Optimismo ocasional

Me gusta la gente que veo por la calle, esa que le da cierta alegría, así ellos no sepan que lo hacen. En la glorieta de Don Quijote me sorprendía, de vez en vez, una bailarina desconectada del mundo. Radio en la cintura y audífonos para abstraerse mientras seguía el ritmo de la música con pasos seguros. Hace días que no la veo.
Hay una esquina en Belén Las Playas donde todas las mañanas está puntual, como dicen que son los ingleses y los trenes alemanes, un hombre entrado en años, de pelo y bigote blancos y largos. Con Cata discutimos a quién se nos parece. Ella dice que a Aureliano Buendía. Yo, que a Rosalino Pacheco. Si algún día no lo vemos, sabemos que somos nosotros los que estamos fuera del ciclo. Incluso, vemos más a Aureliano/Rosalino que a esa vecina que conocimos en embarazo y no volvimos a saber de ella hasta que apareció en el ascensor acompañada de una niña de siete años. El álgebra de la vida moderna, cantan Fito y Sabina. A propósito, si alguien lo conoce, saludes al Coronel.
En El Rodeo, donde se cruzan la carrera 70, la avenida 80 y la calle 1, un par de mellizos que venden chicles y mentas arman una algarabía (¡qué lindas esas palabras que nos dejaron los árabes! ¿no?).
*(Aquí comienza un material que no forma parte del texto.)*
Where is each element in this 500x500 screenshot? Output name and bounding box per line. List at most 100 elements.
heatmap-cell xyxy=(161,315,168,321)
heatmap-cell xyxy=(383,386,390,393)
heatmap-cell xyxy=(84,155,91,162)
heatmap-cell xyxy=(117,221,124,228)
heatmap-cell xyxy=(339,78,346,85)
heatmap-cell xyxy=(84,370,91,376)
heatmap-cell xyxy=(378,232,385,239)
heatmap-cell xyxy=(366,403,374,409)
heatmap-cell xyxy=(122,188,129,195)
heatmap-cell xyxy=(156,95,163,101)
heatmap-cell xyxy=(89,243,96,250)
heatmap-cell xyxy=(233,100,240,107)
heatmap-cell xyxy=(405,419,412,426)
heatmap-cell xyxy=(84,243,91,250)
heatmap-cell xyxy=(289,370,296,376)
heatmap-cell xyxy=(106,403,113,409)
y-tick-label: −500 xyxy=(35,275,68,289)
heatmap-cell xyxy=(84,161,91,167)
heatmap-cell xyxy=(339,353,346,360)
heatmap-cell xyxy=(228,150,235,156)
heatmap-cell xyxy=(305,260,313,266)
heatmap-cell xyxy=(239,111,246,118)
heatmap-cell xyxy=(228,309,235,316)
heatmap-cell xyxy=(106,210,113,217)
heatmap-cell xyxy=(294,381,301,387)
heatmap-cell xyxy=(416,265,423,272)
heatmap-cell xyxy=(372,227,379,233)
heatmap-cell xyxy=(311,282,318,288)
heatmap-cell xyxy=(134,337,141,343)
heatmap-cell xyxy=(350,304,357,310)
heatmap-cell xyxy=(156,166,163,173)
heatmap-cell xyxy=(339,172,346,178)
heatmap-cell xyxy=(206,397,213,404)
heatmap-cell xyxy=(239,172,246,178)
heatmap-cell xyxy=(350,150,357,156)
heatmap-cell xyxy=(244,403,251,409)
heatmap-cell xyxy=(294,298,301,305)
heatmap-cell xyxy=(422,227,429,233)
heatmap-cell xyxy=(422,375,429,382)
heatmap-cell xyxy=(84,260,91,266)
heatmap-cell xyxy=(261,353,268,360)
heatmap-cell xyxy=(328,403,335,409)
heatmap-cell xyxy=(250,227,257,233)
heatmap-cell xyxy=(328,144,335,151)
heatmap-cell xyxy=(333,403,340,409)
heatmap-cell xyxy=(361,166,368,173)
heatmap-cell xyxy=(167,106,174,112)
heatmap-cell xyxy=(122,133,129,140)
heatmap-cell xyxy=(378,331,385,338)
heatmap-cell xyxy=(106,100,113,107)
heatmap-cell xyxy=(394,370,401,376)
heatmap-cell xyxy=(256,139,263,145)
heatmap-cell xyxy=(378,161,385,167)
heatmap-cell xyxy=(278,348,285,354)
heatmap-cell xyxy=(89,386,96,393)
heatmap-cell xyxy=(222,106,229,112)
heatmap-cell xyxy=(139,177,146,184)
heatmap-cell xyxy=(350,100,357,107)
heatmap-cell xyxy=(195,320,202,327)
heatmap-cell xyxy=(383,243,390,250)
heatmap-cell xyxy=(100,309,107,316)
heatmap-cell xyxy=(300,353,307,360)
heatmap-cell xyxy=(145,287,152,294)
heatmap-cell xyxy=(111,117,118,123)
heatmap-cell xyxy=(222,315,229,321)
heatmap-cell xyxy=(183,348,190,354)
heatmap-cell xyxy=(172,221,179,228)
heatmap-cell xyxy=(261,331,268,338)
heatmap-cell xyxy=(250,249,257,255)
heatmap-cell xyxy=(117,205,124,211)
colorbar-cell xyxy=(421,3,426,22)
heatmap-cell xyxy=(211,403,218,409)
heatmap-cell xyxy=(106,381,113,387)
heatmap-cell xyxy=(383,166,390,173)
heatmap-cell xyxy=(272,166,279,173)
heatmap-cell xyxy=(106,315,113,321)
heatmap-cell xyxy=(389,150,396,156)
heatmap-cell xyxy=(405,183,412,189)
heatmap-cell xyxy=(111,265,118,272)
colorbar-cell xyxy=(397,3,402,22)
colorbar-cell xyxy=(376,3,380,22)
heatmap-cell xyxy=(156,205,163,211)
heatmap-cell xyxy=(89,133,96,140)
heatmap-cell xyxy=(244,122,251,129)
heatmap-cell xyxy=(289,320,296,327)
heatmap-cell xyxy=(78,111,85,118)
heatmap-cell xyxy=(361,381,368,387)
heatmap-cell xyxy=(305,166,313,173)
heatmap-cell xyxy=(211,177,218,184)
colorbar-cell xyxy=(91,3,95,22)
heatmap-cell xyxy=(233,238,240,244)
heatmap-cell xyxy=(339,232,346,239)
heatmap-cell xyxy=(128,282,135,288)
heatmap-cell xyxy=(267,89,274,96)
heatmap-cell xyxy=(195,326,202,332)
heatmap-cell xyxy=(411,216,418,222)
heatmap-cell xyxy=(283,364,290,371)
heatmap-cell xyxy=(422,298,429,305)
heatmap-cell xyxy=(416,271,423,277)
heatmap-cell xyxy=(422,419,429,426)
Lo que parece una pelea, un “cójanlo, cójanlo” es, en verdad, una catarata de euforia: gritan apodos, saludos y buenos deseos mientras, desde los carros, les responden con pulgares extendidos, pitazos o sonrisas.
No todo puede andar mal, me digo. Busco en Spotify Arriba la vida y me parecen bien las razones que me da Alberto Cortez para, algunas veces, dejar que gane el optimismo.